During this time, Brisbane’s housing market struggled as a result of the GFC and Queensland’s flood disasters. Now it seems its Brisbane’s time to shine with the latest REIQ Queensland Market Monitor (QMM) data indicating our capital market has finally turned a corner. The preliminary volume of sales increased nearly 40 per cent between the June quarter this year and the same period last year and both the unit and house markets are gathering steam with sales volumes much improved on the same periods in 2012.
Overall however, the September quarter and the upcoming Spring selling season is typically a great period for the Queensland real estate market. With such good price and sales results for the June quarter, as well as historically low interest rates, it’s shaping up to be another strong period as our market should maintain its current momentum.
In contrast, Central Queensland housing prices, across the board, have stabilised and the market is taking a breather. The demand for stock has also stabilised mainly due to the fact that some mining towns are transitioning from a growth in development stage to a more operational, export phase. However these areas are strong agricultural bases and have well-established resource sectors which will continue to help drive the State’s economy.
According to local REIQ accredited agencies, it is likely that these regions will pick up again in-line with the improving market in Brisbane and South East Queensland.
The rental market downturn seen in Mackay and Gladstone appears to now be present in other neighbouring resource centres. A vacancy rate of 3 per cent is generally considered to be the equilibrium point of supply and demand.
The housing market in Mackay is currently being impacted somewhat by the increase in FIFO workers for the region’s mining sector and as such, over the June quarter, the median house price was steady at $430,000. As a benchmark, Brisbane’s median house price was $527,250.
While there remains steady sales activity with 209 preliminary house sales recorded over the June quarter compared to 226 in the March quarter, the numbers of investors in the market has reduced due to the softening rental market.
Agents continue to report an oversupply of rental stock, with additional stock coming on to the market and rental decreases are finally being acknowledged by landlords.
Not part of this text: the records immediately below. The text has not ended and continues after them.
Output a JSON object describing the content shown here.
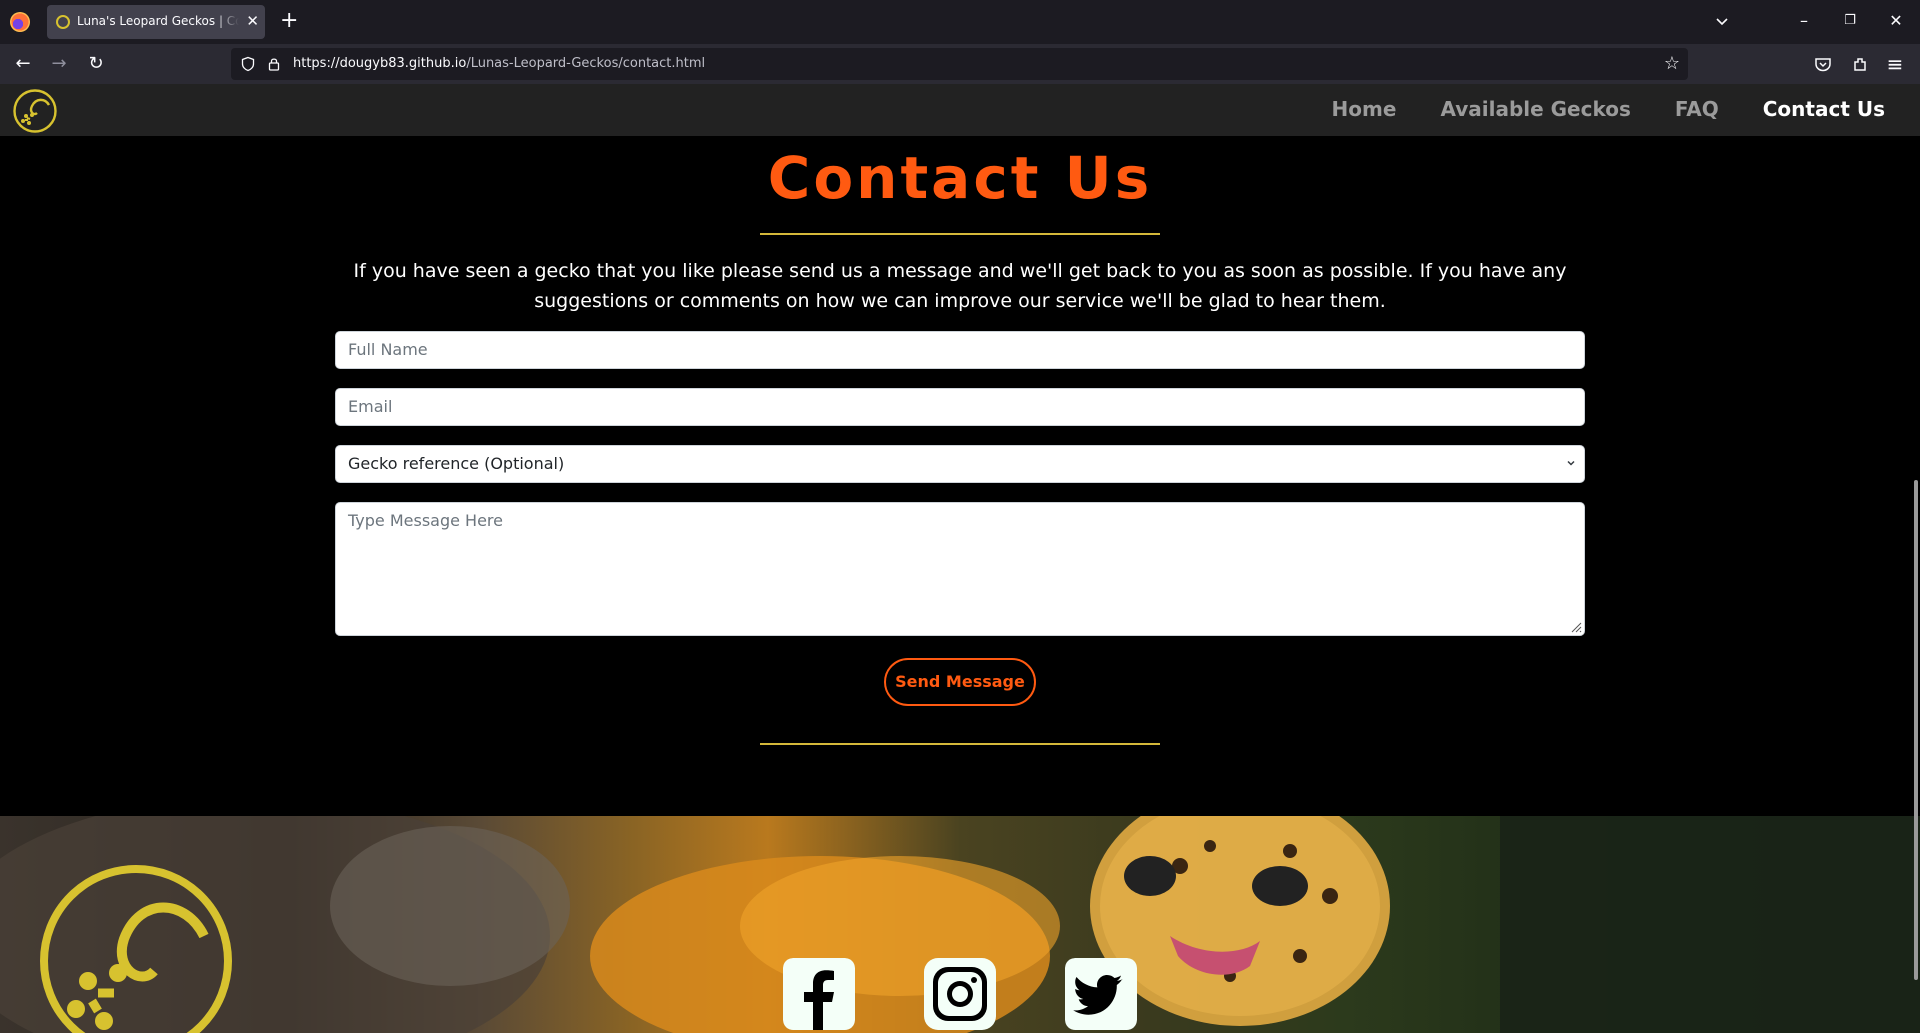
{
  "browser": {
    "tab_title": "Luna's Leopard Geckos | Contact Us",
    "tab_close": "✕",
    "new_tab": "+",
    "url_host": "https://dougyb83.github.io",
    "url_path": "/Lunas-Leopard-Geckos/contact.html",
    "back": "←",
    "forward": "→",
    "reload": "↻",
    "bookmark": "☆",
    "minimize": "–",
    "restore": "❐",
    "close": "✕",
    "menu": "≡"
  },
  "site": {
    "nav": [
      {
        "label": "Home"
      },
      {
        "label": "Available Geckos"
      },
      {
        "label": "FAQ"
      },
      {
        "label": "Contact Us",
        "active": true
      }
    ],
    "accent": "#ff5a11",
    "rule_color": "#d4b83a"
  },
  "contact": {
    "title": "Contact Us",
    "intro": "If you have seen a gecko that you like please send us a message and we'll get back to you as soon as possible. If you have any suggestions or comments on how we can improve our service we'll be glad to hear them.",
    "form": {
      "name_placeholder": "Full Name",
      "email_placeholder": "Email",
      "gecko_select": "Gecko reference (Optional)",
      "message_placeholder": "Type Message Here",
      "submit": "Send Message"
    }
  },
  "footer": {
    "social": [
      "facebook-icon",
      "instagram-icon",
      "twitter-icon"
    ]
  }
}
Residential Tenancies Authority (RTA) data shows that June quarter median rents for three and four bedroom houses decreased by $20 and $50 per week respectively compared to the year before. Not surprisingly, property investor interest has dropped according to REIQ accredited agents.
First home buyers had been relatively absent from the Mackay market over recent times due to the removal of the First Home Owners Grant, as well as previous property price increases. However with interest rates now historically low, as well as reduced demand, local agents say now is a good time for first-timers to make their move.
The median unit and townhouse price in Mackay increased 10.7 per cent over the June quarter and was up 1.6 per cent over the year.
Sales in new developments in the Mackay city area were partly behind these strong results. There were 26 preliminary unit sales in Mackay over the quarter with 11.4 per cent median unit price growth to $392,679.
Following on from a significant weakening of its rental market earlier in the year, Mackay recorded a relatively unchanged vacancy rate of 6.6 per cent as at the end of June. Agents have reported that the loss of jobs in the mining sector has left the region with a high unemployment rate, leading to an increase in the amount
of rental properties and significant falls in rental rates.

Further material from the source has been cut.